En el mundo de las leyendas y del terror muchas veces es difícil no tener un pensamiento relacionado con los hospitales, y las protagonistas de estás leyendas tienen estos sitios como su principal escenario.
Nuestra primera leyenda tiene lugar en la Ciudad de México, en el Hospital Juárez donde se cuenta aparece una singular enfermera por los pasillos ayudando a todos aquellos que lo necesiten.
La Planchada
Se cuenta que durante el siglo XX una joven llamada Eulalia entro a trabajar en el Hospital San Pablo, que posteriormente se llamaría Hospital Juárez, está joven dotada de belleza, trabajaba de manera profesional como una enfermera, utilizando una bata blanca lavada y planchada dejando tras sus pasos una altura profesional, durante su estadía la joven siempre mostró un ímpetu comprometido con su trabajo.
Paso el tiempo y la chica ponía mucho empeño, hasta que un día conoció a Joaquín, un médico joven que acababa de llegar al hospital, al momento del primer contacto visual entre Joaquín y Eulalia surgió una conexión especial.
Así pasaron algunos días hasta que estos decidieron formalizar su relación, volviendo los días de Eulalia los más dulces de su vida, teniendo una nueva motivación para hacer mejor su trabajo y disfrutar de lo que hacía, así al poco tiempo Joaquín le pidió matrimonio a Eulalia, la cuál sin dudarlo acepto, sin embargo y sin que pasará mucho tiempo Joaquín sería transferido a otro hospital diciéndole a Eulalia que a su regreso se casarían.
Lamentablemente el tiempo pasó y Joaquín no regresaba, hasta que se enteraría que Joaquín se había casado con otra mujer que trabajaba en el mismo hospital que el.
Al enterarse Eulalia caería en depresión, provocando que decayera su trabajo y pasión, provocando negligencias laborales e incluso dejando morir a algunos de sus pacientes.
Está al ver el dolor que esto le provocó, se arrepintió de todos sus actos cometidos quedando como un espíritu el cual cuidaría de todos aquellos que lo necesitaran, dejando así un camino de testimonios, que dicen que cuando hay enfermos que necesitan ayuda, aparece una hermosa joven enfermera que lleva consigo una bata blanca y almidonada perfectamente planchada y con apariencia de otra época.

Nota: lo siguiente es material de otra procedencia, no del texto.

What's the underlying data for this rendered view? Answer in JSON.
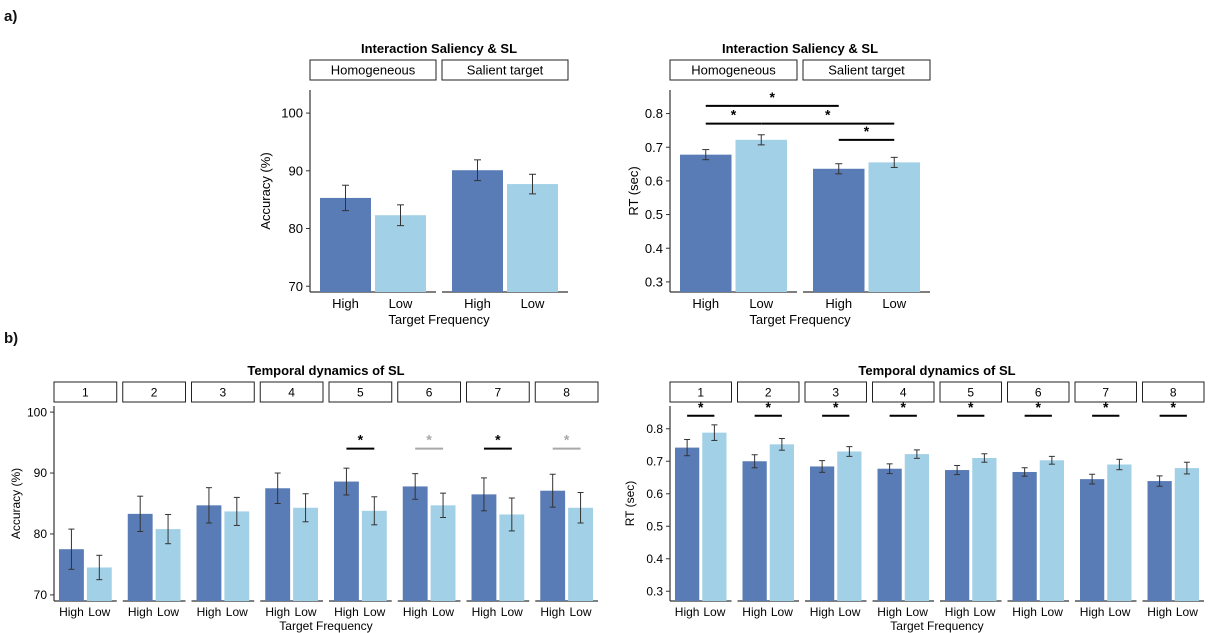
{
  "panel_labels": {
    "a": "a)",
    "b": "b)"
  },
  "colors": {
    "high": "#5a7cb6",
    "low": "#a2d0e6",
    "sig_black": "#000000",
    "sig_grey": "#a8a8a8"
  },
  "chart_data": [
    {
      "type": "bar",
      "title": "Interaction Saliency & SL",
      "facets": [
        "Homogeneous",
        "Salient target"
      ],
      "categories": [
        "High",
        "Low"
      ],
      "xlabel": "Target Frequency",
      "ylabel": "Accuracy (%)",
      "ylim": [
        69,
        104
      ],
      "yticks": [
        70,
        80,
        90,
        100
      ],
      "values": [
        [
          85.3,
          82.3
        ],
        [
          90.1,
          87.7
        ]
      ],
      "errors": [
        [
          2.2,
          1.8
        ],
        [
          1.8,
          1.7
        ]
      ],
      "significance": []
    },
    {
      "type": "bar",
      "title": "Interaction Saliency & SL",
      "facets": [
        "Homogeneous",
        "Salient target"
      ],
      "categories": [
        "High",
        "Low"
      ],
      "xlabel": "Target Frequency",
      "ylabel": "RT (sec)",
      "ylim": [
        0.27,
        0.87
      ],
      "yticks": [
        0.3,
        0.4,
        0.5,
        0.6,
        0.7,
        0.8
      ],
      "values": [
        [
          0.678,
          0.722
        ],
        [
          0.636,
          0.655
        ]
      ],
      "errors": [
        [
          0.015,
          0.015
        ],
        [
          0.015,
          0.015
        ]
      ],
      "significance": [
        {
          "from": [
            0,
            0
          ],
          "to": [
            1,
            0
          ],
          "y": 0.823,
          "label": "*"
        },
        {
          "from": [
            0,
            0
          ],
          "to": [
            0,
            1
          ],
          "y": 0.77,
          "label": "*"
        },
        {
          "from": [
            0,
            1
          ],
          "to": [
            1,
            1
          ],
          "y": 0.77,
          "label": "*"
        },
        {
          "from": [
            1,
            0
          ],
          "to": [
            1,
            1
          ],
          "y": 0.722,
          "label": "*"
        }
      ]
    },
    {
      "type": "bar",
      "title": "Temporal dynamics of SL",
      "facets": [
        "1",
        "2",
        "3",
        "4",
        "5",
        "6",
        "7",
        "8"
      ],
      "categories": [
        "High",
        "Low"
      ],
      "xlabel": "Target Frequency",
      "ylabel": "Accuracy (%)",
      "ylim": [
        69,
        101
      ],
      "yticks": [
        70,
        80,
        90,
        100
      ],
      "values": [
        [
          77.5,
          74.5
        ],
        [
          83.3,
          80.8
        ],
        [
          84.7,
          83.7
        ],
        [
          87.5,
          84.3
        ],
        [
          88.6,
          83.8
        ],
        [
          87.8,
          84.7
        ],
        [
          86.5,
          83.2
        ],
        [
          87.1,
          84.3
        ]
      ],
      "errors": [
        [
          3.3,
          2.0
        ],
        [
          2.9,
          2.4
        ],
        [
          2.9,
          2.3
        ],
        [
          2.5,
          2.3
        ],
        [
          2.2,
          2.3
        ],
        [
          2.1,
          2.0
        ],
        [
          2.7,
          2.7
        ],
        [
          2.7,
          2.5
        ]
      ],
      "significance": [
        {
          "facet": 4,
          "y": 94.0,
          "label": "*",
          "color": "black"
        },
        {
          "facet": 5,
          "y": 94.0,
          "label": "*",
          "color": "grey"
        },
        {
          "facet": 6,
          "y": 94.0,
          "label": "*",
          "color": "black"
        },
        {
          "facet": 7,
          "y": 94.0,
          "label": "*",
          "color": "grey"
        }
      ]
    },
    {
      "type": "bar",
      "title": "Temporal dynamics of SL",
      "facets": [
        "1",
        "2",
        "3",
        "4",
        "5",
        "6",
        "7",
        "8"
      ],
      "categories": [
        "High",
        "Low"
      ],
      "xlabel": "Target Frequency",
      "ylabel": "RT (sec)",
      "ylim": [
        0.27,
        0.87
      ],
      "yticks": [
        0.3,
        0.4,
        0.5,
        0.6,
        0.7,
        0.8
      ],
      "values": [
        [
          0.742,
          0.788
        ],
        [
          0.7,
          0.752
        ],
        [
          0.684,
          0.73
        ],
        [
          0.677,
          0.722
        ],
        [
          0.673,
          0.71
        ],
        [
          0.667,
          0.703
        ],
        [
          0.645,
          0.69
        ],
        [
          0.639,
          0.679
        ]
      ],
      "errors": [
        [
          0.025,
          0.024
        ],
        [
          0.02,
          0.018
        ],
        [
          0.018,
          0.015
        ],
        [
          0.015,
          0.013
        ],
        [
          0.014,
          0.013
        ],
        [
          0.013,
          0.012
        ],
        [
          0.015,
          0.016
        ],
        [
          0.016,
          0.018
        ]
      ],
      "significance": [
        {
          "facet": 0,
          "y": 0.84,
          "label": "*",
          "color": "black"
        },
        {
          "facet": 1,
          "y": 0.84,
          "label": "*",
          "color": "black"
        },
        {
          "facet": 2,
          "y": 0.84,
          "label": "*",
          "color": "black"
        },
        {
          "facet": 3,
          "y": 0.84,
          "label": "*",
          "color": "black"
        },
        {
          "facet": 4,
          "y": 0.84,
          "label": "*",
          "color": "black"
        },
        {
          "facet": 5,
          "y": 0.84,
          "label": "*",
          "color": "black"
        },
        {
          "facet": 6,
          "y": 0.84,
          "label": "*",
          "color": "black"
        },
        {
          "facet": 7,
          "y": 0.84,
          "label": "*",
          "color": "black"
        }
      ]
    }
  ]
}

La enfermera del séptimo piso
Está leyenda se desarrolla en el séptimo piso del hospital central en la Ciudad de Monterrey, donde trabaja está enfermera que acabaría por cometer actos atroces, todo dio comienzo tras la perdida de uno de sus dos hijos, el niño cayó enfermo y ella no pudo ayudarlo, su esposo abrumado no pudo continuar con la situación y tras ver que su mujer no estaba decidió partir de su lado junto a su otro hijo, abandonada y triste por la situación la mujer culpo a su trabajo como el responsable de su infortunio, ya que ella pensaba que atender el llamado del hospital había acabado con su vida personal al desbaratar su familia, empezó a demacrarse su imagen, cambiando su piel aún tono más pálido, ojeras y semblante amargo y desgastado, decidida pensó que algo debía cambiar y fue así que desde ese día los pacientes del séptimo piso, lugar que ella cuidaba, empezaron a morir de forma inesperada y sin explicación, así pasaron algunos meses, hasta que una noche uno de los doctores en turno, se acerco una de las habitaciones y para su sorpresa se topó con la enfermera que estaba administrando medicamentos dañinos y en contra del diagnóstico médico dado a estos pacientes.

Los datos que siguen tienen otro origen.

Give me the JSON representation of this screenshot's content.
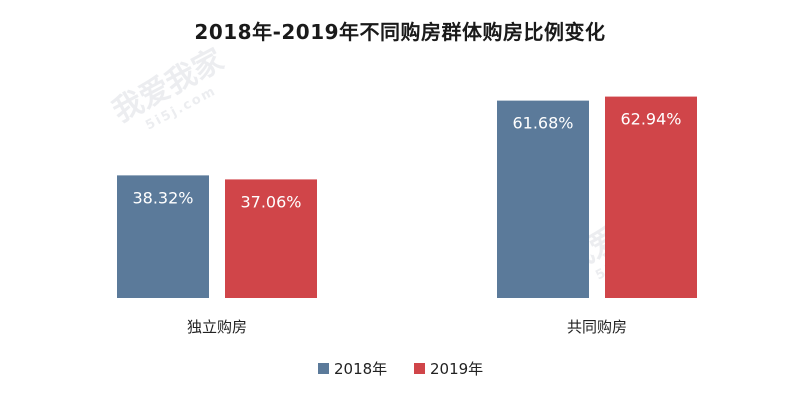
{
  "chart_data": {
    "type": "bar",
    "title": "2018年-2019年不同购房群体购房比例变化",
    "categories": [
      "独立购房",
      "共同购房"
    ],
    "series": [
      {
        "name": "2018年",
        "values": [
          38.32,
          61.68
        ],
        "labels": [
          "38.32%",
          "61.68%"
        ],
        "color": "#5b7a9a"
      },
      {
        "name": "2019年",
        "values": [
          37.06,
          62.94
        ],
        "labels": [
          "37.06%",
          "62.94%"
        ],
        "color": "#d04549"
      }
    ],
    "ylim": [
      0,
      75
    ],
    "grid": false,
    "legend_position": "bottom",
    "xlabel": "",
    "ylabel": ""
  },
  "watermark": {
    "text": "我爱我家",
    "sub": "5i5j.com"
  }
}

La enfermera al notar la presencia del médico salió huyendo del lugar, sin embargo antes de siquiera pensar en salir del lugar se escondió dentro de un cuarto de servicio, donde posteriormente se quitaría la vida, el médico la buscaría por el lugar, y al cabo de un rato al entrar por la puerta, encontraría el cuerpo sin vida de esta enfermera.

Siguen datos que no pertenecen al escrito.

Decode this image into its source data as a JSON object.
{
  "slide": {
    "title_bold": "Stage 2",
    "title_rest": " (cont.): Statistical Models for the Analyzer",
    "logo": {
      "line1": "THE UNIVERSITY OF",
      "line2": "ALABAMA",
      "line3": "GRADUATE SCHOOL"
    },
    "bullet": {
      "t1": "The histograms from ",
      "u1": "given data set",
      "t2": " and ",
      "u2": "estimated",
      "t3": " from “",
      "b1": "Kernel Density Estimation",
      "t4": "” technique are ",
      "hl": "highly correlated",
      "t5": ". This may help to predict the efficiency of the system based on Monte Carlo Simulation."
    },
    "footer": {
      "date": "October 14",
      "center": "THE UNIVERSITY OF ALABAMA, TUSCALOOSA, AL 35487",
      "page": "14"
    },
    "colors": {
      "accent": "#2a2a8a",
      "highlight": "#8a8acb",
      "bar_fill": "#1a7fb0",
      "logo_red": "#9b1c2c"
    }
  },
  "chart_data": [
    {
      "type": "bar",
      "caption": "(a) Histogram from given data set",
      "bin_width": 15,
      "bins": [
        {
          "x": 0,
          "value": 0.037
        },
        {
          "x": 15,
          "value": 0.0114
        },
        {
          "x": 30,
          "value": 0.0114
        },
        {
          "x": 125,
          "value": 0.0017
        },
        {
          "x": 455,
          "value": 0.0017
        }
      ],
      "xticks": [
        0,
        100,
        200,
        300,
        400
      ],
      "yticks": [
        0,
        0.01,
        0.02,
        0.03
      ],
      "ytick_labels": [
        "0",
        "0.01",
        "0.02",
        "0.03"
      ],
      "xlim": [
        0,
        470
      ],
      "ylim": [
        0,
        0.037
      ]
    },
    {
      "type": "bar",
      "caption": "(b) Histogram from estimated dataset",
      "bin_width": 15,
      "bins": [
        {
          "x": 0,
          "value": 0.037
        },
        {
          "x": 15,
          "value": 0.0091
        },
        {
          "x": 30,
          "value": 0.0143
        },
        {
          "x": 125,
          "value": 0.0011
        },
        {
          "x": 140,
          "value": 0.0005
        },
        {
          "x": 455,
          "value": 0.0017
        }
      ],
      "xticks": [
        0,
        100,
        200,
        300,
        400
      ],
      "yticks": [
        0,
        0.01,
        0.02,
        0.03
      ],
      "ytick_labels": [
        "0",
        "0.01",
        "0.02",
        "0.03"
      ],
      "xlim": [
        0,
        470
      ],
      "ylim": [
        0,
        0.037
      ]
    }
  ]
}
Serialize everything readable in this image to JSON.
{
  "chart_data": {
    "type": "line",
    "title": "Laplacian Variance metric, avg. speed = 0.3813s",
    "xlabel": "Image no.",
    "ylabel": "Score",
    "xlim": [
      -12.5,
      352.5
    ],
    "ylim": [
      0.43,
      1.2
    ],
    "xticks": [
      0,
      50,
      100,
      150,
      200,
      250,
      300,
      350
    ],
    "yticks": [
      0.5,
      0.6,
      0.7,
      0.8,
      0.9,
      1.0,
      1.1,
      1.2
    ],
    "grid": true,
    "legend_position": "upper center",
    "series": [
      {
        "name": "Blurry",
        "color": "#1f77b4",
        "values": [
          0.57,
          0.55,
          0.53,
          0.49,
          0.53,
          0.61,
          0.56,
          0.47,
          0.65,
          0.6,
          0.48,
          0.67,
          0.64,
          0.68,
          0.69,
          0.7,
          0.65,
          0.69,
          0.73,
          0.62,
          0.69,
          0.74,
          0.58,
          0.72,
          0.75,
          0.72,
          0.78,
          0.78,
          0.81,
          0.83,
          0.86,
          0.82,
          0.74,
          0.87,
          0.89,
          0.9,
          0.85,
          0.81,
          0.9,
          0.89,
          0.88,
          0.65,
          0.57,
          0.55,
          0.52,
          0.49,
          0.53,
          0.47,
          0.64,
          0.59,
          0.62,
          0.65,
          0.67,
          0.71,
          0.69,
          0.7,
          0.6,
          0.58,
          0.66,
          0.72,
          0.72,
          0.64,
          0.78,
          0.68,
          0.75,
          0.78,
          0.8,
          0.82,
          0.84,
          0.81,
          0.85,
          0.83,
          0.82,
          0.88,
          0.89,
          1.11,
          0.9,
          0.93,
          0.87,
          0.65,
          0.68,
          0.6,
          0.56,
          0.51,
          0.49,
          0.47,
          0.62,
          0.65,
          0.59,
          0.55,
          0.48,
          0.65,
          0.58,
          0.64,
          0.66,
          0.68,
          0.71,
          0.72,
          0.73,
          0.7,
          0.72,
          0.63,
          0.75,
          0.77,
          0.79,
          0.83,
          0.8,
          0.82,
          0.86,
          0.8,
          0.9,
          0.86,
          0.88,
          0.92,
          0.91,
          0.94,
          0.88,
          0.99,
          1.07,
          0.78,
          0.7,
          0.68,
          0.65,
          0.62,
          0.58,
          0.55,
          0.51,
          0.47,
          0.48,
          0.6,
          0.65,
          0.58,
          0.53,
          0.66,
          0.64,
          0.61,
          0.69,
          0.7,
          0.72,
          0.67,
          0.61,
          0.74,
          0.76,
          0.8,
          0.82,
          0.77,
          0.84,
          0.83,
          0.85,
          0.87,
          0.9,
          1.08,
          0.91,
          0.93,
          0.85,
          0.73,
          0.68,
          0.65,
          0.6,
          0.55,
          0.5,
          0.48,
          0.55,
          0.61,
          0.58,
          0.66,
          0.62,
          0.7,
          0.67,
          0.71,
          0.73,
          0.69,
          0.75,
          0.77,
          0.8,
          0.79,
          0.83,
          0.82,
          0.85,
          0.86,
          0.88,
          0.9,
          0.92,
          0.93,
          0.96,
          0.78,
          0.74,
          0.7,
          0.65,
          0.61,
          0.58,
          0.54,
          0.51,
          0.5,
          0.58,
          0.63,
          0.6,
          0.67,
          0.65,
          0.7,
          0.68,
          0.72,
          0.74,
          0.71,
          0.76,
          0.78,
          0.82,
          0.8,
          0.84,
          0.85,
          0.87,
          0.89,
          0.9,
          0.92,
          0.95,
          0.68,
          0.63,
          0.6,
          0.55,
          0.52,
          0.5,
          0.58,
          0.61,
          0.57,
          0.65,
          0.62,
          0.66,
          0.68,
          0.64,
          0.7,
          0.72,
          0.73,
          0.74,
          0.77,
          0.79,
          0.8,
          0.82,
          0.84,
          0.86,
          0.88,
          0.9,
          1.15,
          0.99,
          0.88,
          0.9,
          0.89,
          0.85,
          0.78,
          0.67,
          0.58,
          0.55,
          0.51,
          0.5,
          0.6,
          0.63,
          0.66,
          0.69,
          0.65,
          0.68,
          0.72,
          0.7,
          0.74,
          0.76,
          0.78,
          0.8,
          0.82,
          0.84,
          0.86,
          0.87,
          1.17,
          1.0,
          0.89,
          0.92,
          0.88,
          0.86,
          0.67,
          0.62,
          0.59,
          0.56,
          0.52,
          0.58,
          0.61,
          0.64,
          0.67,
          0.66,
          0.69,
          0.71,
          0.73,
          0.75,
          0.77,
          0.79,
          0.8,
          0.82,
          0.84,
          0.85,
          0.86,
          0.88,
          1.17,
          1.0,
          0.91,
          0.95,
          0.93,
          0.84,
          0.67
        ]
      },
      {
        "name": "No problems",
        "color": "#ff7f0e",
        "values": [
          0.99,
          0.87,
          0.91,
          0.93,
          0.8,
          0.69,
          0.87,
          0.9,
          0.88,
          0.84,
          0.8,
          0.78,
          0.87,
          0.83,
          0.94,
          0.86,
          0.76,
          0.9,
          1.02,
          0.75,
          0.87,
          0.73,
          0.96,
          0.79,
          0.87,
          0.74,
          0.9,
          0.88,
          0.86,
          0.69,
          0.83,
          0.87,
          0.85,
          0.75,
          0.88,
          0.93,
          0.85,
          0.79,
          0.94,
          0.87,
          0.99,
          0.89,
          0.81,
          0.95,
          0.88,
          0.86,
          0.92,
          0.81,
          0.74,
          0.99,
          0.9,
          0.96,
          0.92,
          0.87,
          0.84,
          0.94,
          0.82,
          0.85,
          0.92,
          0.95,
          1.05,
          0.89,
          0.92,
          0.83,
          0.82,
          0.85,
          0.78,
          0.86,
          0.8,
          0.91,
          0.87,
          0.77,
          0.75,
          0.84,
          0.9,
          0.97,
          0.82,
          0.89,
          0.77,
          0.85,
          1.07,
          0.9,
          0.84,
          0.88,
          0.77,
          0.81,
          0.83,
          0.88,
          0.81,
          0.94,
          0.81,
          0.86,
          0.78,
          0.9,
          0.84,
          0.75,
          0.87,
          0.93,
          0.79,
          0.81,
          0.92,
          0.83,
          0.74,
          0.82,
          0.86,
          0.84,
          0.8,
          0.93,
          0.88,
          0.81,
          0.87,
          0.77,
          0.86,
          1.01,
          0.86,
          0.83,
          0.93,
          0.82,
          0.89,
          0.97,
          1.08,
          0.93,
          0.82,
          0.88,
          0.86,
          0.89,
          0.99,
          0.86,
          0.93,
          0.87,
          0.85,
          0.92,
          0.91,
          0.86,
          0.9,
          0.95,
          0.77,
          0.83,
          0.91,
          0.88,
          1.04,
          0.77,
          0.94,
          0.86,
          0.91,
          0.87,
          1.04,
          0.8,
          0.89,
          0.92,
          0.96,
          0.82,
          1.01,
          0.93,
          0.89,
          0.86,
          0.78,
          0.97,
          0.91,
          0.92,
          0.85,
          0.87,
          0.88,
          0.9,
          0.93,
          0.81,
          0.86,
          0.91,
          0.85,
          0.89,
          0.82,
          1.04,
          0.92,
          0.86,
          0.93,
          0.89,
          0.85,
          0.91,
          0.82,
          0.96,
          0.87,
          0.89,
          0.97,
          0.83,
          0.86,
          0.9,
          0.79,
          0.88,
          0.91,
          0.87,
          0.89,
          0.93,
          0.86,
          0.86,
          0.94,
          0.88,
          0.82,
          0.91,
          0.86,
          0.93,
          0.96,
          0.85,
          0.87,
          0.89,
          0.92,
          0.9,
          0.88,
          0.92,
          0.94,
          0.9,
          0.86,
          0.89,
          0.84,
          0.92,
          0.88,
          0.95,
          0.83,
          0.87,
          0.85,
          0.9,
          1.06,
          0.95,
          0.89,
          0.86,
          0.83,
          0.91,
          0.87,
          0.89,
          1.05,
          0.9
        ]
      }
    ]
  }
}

Paso el tiempo y la gente olvidó el suceso, el hospital siguió funcionando con normalidad, sin embargo fue solo cuestión de tiempo antes de observar el extraño acontecimiento que se daba en el piso 7, ya que cada uno de los pacientes que se colocaba en este sitio, moría en extrañas circunstancias, de esta misma forma no sobro aquel que corrió con suerte y logró salvarse de este trágico destino, sin embargo no volverían a ser los mismos, ya que aseguraban ver a una enfermera de piel pálida y uniforme ensangrentado que lentamente se acercaba a ellos con malicia, para suministrar medicamentos que podían atentar contra su salud.
Por esta razón el piso 7 del hospital de Monterrey tuvo que cerrar sus puertas, obligando a los responsables a cubrir con cinta la entrada a este piso por medio de las escaleras y deshabilitar el piso 7 en el ascensor, ya que se dice que ahí aún habita la enfermera en espera de un nuevo paciente el cual cuidar.